Zwei Wildkatzen entkommen dem Krieg - und finden mit Hilfe von DHL ein neues Zuhause
Der Tiger Aleks und Lothar, der Luchs, wurden im vergangenen Jahr in der Ukraine gefunden.
- Aleks, ein weißer Tiger, und Lothar, ein Luchs, wurden aus einem Kriegsgebiet in der Ukraine gerettet.
- Die beiden leben nun dauerhaft und artgerecht im Lincolnshire Wildlife Park in Großbritannien.
- Passend zum World Wildlife Day der Vereinten Nationen macht die Rettungsaktion auf das wachsende Problem illegal gehaltener Wildkatzen aufmerksam - und zeigt, wie wirkungsvoll internationale Zusammenarbeit sein kann.
Bonn - Zwei aus der Ukraine gerettete Wildkatzen - ein weißer Tiger und ein Luchs, die mitten im Krieg aus illegaler Privathaltung zurückgelassen wurden - haben im Lincolnshire Wildlife Park im Vereinigten Königreich ein sicheres, artgerechtes Zuhause gefunden.

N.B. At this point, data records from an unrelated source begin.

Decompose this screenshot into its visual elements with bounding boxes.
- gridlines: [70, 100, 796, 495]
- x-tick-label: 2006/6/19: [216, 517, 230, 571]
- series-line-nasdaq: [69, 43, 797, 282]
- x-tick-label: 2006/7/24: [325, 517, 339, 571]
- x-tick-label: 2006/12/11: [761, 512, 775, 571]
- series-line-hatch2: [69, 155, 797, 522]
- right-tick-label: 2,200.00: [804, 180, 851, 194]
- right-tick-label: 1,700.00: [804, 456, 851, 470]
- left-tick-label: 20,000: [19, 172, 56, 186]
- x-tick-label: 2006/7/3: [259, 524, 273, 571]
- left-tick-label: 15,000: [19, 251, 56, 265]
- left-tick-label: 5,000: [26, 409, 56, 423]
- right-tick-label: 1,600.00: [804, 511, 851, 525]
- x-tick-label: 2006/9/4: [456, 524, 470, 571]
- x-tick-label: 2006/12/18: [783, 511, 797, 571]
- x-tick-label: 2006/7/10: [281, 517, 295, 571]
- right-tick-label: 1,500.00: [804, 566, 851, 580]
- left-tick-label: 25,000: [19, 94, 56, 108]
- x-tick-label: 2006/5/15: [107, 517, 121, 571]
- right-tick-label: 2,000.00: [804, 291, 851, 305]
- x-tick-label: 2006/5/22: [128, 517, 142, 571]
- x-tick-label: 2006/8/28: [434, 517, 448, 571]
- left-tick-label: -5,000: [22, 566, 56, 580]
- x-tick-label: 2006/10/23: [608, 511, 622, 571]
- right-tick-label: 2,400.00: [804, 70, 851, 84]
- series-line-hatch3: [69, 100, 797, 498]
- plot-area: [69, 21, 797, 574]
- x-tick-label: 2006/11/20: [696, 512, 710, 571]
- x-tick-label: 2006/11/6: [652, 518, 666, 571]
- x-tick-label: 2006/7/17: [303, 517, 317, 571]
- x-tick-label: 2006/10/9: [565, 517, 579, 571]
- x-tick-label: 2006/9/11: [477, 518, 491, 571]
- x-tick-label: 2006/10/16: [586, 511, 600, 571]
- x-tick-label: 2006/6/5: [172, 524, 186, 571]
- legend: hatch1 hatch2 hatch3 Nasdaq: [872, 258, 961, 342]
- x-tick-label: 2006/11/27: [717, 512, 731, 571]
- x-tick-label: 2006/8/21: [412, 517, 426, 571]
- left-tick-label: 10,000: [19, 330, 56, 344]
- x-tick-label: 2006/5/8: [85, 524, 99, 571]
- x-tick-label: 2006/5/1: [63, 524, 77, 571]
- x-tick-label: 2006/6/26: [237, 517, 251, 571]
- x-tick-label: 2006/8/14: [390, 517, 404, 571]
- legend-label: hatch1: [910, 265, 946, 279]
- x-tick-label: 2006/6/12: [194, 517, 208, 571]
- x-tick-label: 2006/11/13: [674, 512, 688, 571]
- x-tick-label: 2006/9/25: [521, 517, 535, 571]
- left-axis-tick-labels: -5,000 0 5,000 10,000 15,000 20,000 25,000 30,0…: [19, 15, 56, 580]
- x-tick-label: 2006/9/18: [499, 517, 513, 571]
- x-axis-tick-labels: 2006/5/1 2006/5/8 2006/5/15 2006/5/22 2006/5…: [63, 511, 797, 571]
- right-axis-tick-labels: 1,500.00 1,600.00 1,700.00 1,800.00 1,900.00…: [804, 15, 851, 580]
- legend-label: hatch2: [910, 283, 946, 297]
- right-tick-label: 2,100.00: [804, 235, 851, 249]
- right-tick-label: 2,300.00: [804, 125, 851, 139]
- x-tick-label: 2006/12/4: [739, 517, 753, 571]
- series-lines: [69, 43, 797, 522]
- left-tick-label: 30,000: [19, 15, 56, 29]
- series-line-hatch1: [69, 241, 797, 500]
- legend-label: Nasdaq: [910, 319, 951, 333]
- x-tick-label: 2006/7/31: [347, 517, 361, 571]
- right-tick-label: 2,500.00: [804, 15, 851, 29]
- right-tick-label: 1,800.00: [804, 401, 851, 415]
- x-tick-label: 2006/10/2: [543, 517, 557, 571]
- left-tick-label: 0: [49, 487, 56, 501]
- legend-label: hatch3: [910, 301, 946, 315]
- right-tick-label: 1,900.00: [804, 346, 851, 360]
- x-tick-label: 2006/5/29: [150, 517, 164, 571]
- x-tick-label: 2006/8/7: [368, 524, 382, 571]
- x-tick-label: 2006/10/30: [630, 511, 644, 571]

Die komplexe Mission gelang durch internationale Zusammenarbeit, die auch von DHL unterstützt wurde.
Eine Geschichte von Vernachlässigung - und Überleben
Aleks wurde von ukrainischen Soldaten nahe Charkiw entdeckt. Sein Zustand war sehr schlecht: Er litt an Parasiten, Hautinfektionen, Mangelernährung, Dehydrierung sowie beeinträchtigter Leber- und Nierenfunktion. Er war so geschwächt, dass er nicht mehr stehen konnte. Sein früherer Besitzer hatte ihn zurückgelassen, als der Krieg sich ausweitete.

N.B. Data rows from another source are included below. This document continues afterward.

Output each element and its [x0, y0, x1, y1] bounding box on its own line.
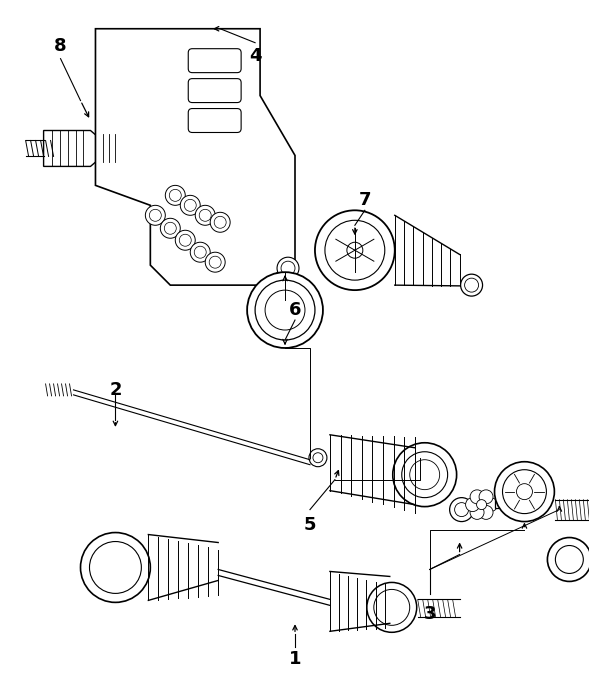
- FancyBboxPatch shape: [188, 79, 241, 102]
- Circle shape: [277, 257, 299, 279]
- Circle shape: [247, 272, 323, 348]
- Polygon shape: [44, 130, 97, 167]
- Circle shape: [184, 199, 196, 211]
- Circle shape: [516, 484, 532, 500]
- Text: 6: 6: [289, 301, 301, 319]
- Circle shape: [325, 221, 385, 280]
- Circle shape: [149, 209, 161, 221]
- Circle shape: [165, 185, 185, 206]
- Polygon shape: [494, 488, 514, 507]
- Circle shape: [194, 247, 206, 258]
- Circle shape: [210, 212, 230, 232]
- Text: 7: 7: [359, 191, 371, 209]
- Circle shape: [309, 449, 327, 466]
- Circle shape: [160, 219, 181, 238]
- Circle shape: [466, 498, 480, 512]
- FancyBboxPatch shape: [188, 109, 241, 133]
- Circle shape: [190, 242, 210, 262]
- Circle shape: [164, 222, 176, 234]
- Circle shape: [195, 206, 215, 225]
- Text: 5: 5: [304, 516, 316, 533]
- Circle shape: [470, 490, 484, 504]
- Circle shape: [265, 290, 305, 330]
- Circle shape: [393, 443, 457, 507]
- Circle shape: [499, 492, 510, 503]
- Circle shape: [199, 209, 211, 221]
- Circle shape: [409, 460, 440, 490]
- Circle shape: [402, 451, 448, 498]
- Circle shape: [90, 542, 142, 594]
- Circle shape: [367, 583, 417, 632]
- Circle shape: [205, 252, 225, 272]
- Circle shape: [374, 589, 409, 626]
- Circle shape: [555, 546, 584, 574]
- Circle shape: [255, 280, 315, 340]
- Polygon shape: [97, 135, 123, 163]
- Circle shape: [315, 210, 395, 290]
- Circle shape: [479, 490, 493, 504]
- Circle shape: [209, 256, 221, 268]
- Text: 2: 2: [109, 381, 122, 399]
- Circle shape: [313, 453, 323, 462]
- Circle shape: [80, 533, 150, 602]
- Circle shape: [470, 505, 484, 519]
- Circle shape: [169, 189, 181, 201]
- Circle shape: [214, 217, 226, 228]
- Polygon shape: [96, 29, 295, 285]
- Ellipse shape: [123, 135, 139, 163]
- Circle shape: [455, 503, 468, 516]
- FancyBboxPatch shape: [188, 48, 241, 72]
- Text: 3: 3: [424, 605, 436, 624]
- Circle shape: [145, 206, 165, 225]
- Text: 1: 1: [289, 650, 301, 668]
- Circle shape: [477, 500, 487, 510]
- Circle shape: [484, 498, 497, 512]
- Circle shape: [347, 242, 363, 258]
- Ellipse shape: [126, 139, 136, 158]
- Circle shape: [494, 462, 555, 522]
- Text: 8: 8: [54, 37, 67, 55]
- Circle shape: [464, 278, 478, 292]
- Circle shape: [479, 505, 493, 519]
- Circle shape: [548, 538, 590, 581]
- Circle shape: [450, 498, 474, 522]
- Circle shape: [181, 195, 200, 215]
- Circle shape: [461, 274, 483, 296]
- Circle shape: [503, 470, 546, 514]
- Circle shape: [281, 261, 295, 275]
- Circle shape: [179, 234, 191, 247]
- Circle shape: [175, 230, 195, 250]
- Text: 4: 4: [249, 46, 261, 65]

Auch der Luchs Lothar scheint ein ähnliches Martyrium durchlebt zu haben. Offizielle Zahlen gibt es nicht, doch NGOs berichten von einer konstanten Zahl illegal gehaltener Wildkatzen in Privathaushalten. Viele werden als Jungtiere angeschafft und später ausgesetzt, wenn sie zu gefährlich, zu teuer oder schlicht nicht mehr erwünscht sind.

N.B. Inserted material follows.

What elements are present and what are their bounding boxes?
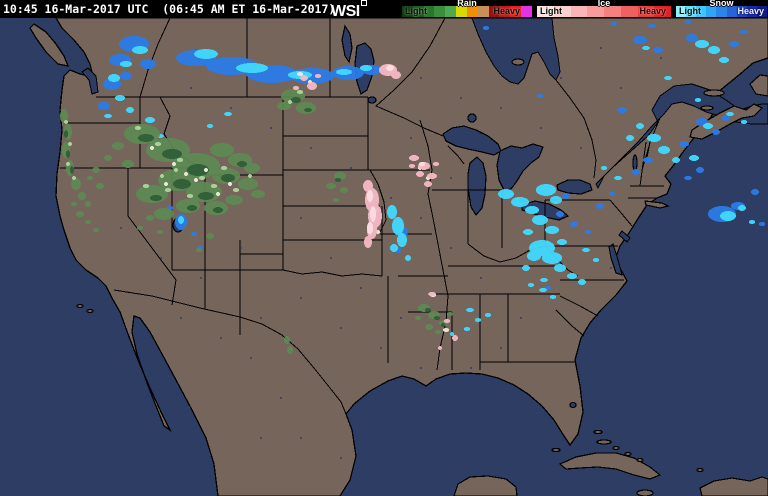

Beide Tiere wurden zunächst ins Wild Animals Rescue Center in der Ukraine gebracht. Von dort starteten Aleks und Lothar ihre rund 2.600 Kilometer lange Reise in einem speziell ausgerüsteten, temperaturgeregelten Transport zum Lincolnshire Wildlife Park im britischen Boston.
Eine sorgfältig geplante Reise
Am 25. Februar 2026 begannen Aleks und Lothar ihre Reise - unter tierärztlicher Aufsicht und in speziell angefertigten Transportkisten an Bord eines großen Transporters. Sie fuhren von der Ukraine nach Calais (Frankreich), durch den Eurotunnel nach Großbritannien und setzten ihre Fahrt auf der Straße bis zum Lincolnshire Wildlife Park fort. Dort wurden sie am 27. Februar 2026 von einem Tierarzt untersucht und anschließend in ein eigens für sie gebautes Gehege gebracht.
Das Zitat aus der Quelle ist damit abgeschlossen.